Because what’s the point of creating heartbreaking stories if people aren’t going to cry with you?
So friends, don’t worry if your neighborhood writer is ranting about a character. That’s a really good sign.
Am I writing a novel? Oh, I forgot. I’ve been watching Netflix for the last couple days.
Of course, this book can write itself. But these Netflix shows can’t watch themselves.
Who cares about the writing schedule?
Oh, by the way, this is a good stage to join your neighborhood writer. They aren’t thinking about their book, so don’t bring it up. Just enjoy watching The Crown. And drinking hot chocolate and popping popcorn. Also, let’s make some Iced Chais.
I NEED to write this book soon!
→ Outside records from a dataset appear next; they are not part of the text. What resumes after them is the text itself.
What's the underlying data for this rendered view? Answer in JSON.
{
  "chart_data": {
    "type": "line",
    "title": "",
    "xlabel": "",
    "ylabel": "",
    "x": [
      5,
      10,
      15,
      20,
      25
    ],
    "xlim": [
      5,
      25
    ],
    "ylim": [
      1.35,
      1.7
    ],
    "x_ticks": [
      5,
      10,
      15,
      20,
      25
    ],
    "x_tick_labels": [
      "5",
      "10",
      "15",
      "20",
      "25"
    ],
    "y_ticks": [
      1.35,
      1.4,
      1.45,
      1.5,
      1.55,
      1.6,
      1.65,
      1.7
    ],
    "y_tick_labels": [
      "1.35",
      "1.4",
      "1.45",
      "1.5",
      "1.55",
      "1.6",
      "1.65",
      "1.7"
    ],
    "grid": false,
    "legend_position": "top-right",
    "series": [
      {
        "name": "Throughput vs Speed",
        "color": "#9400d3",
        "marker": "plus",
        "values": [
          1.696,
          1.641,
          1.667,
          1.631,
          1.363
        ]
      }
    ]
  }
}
Because if I don’t, it’ll never get written!
Also, I promised myself to write it in 3 months. And my deadline is only 11 weeks away! Now, I’m madly typing out 800 words a day.
DON’T walk in on a writer in this stage. Just let them be crazy. Also, make a pot of coffee to help us with those late nights spent writing. Thanks!
Looking for Inspiration
The story is falling flat? Maybe? You just need something? Some spice, some emotional twist, up the stakes, draw the reader back in. (And you need pulled back in, too)
Listen to spotify. Go on lots of walks. Search for character quotes. Draw your characters. Scroll through Pinterest. Watch Lord of the Rings. Read Leigh Bardugo. Reread your plotting notes.
Talk to friends. Read blog posts. Write poetry.
This is a long stage. It’s perfectly acceptable to pop in and out of this writing stage.
In fact, this stage can happen multiple times. It’s more than mulling, more than zoning out. More like intentional searching.
Though once your neighborhood writer has found that spark, just step back. Let them madly type out words. (But do bring them chai tea. Because writers always need chai)
This is the sheer determination phase. It can happen at any moment in the writing process.
You’ve found inspiration. The characters are all in your heart. Plot maps done.
Now all you need to do is write. And drink chai.
Just Keep writing. Fingers will ache. Eyes will burn. Your friend might miss the super bowl party. KEEP WRITING. Who watches the super bowl, anyway*
While writers might jump through all these phases, it’s so important to get back here. Keep writing.
Good things come to those who write.
So help your writers write. Make lots of coffee and chai. Don’t chat while they’re sitting at their computer. Cheer them on silently. And someday, they might let you read their book.
*does anyone else not care abut American football???
Is this semi-helpful? Maybe? Maybe not? If you’re not sure what stage your writer friend is in, just bring them a cup of hot chai. Always helpful. You’re welcome.
Also, I kept switching back and forth between third and first person with this blog post. I can blame that on a variety of things.
A) It was too complicated to stay in one perspective. The words were fighting with me, ok?
B) I couldn’t decide if this post was for writers or just friends of writers. Aren’t we all writers?
C) My trip to Barcelona was confirmed today and my brain is a bit haywire. Because I’m going to Europe in 4 months!!!!
Do you have a writing schedule? How many book ideas do you have? What inspires you to write?
Would you rather have chai or coffee?
Are you friends with a writer? Any words of wisdom for helping them out while they’re writing?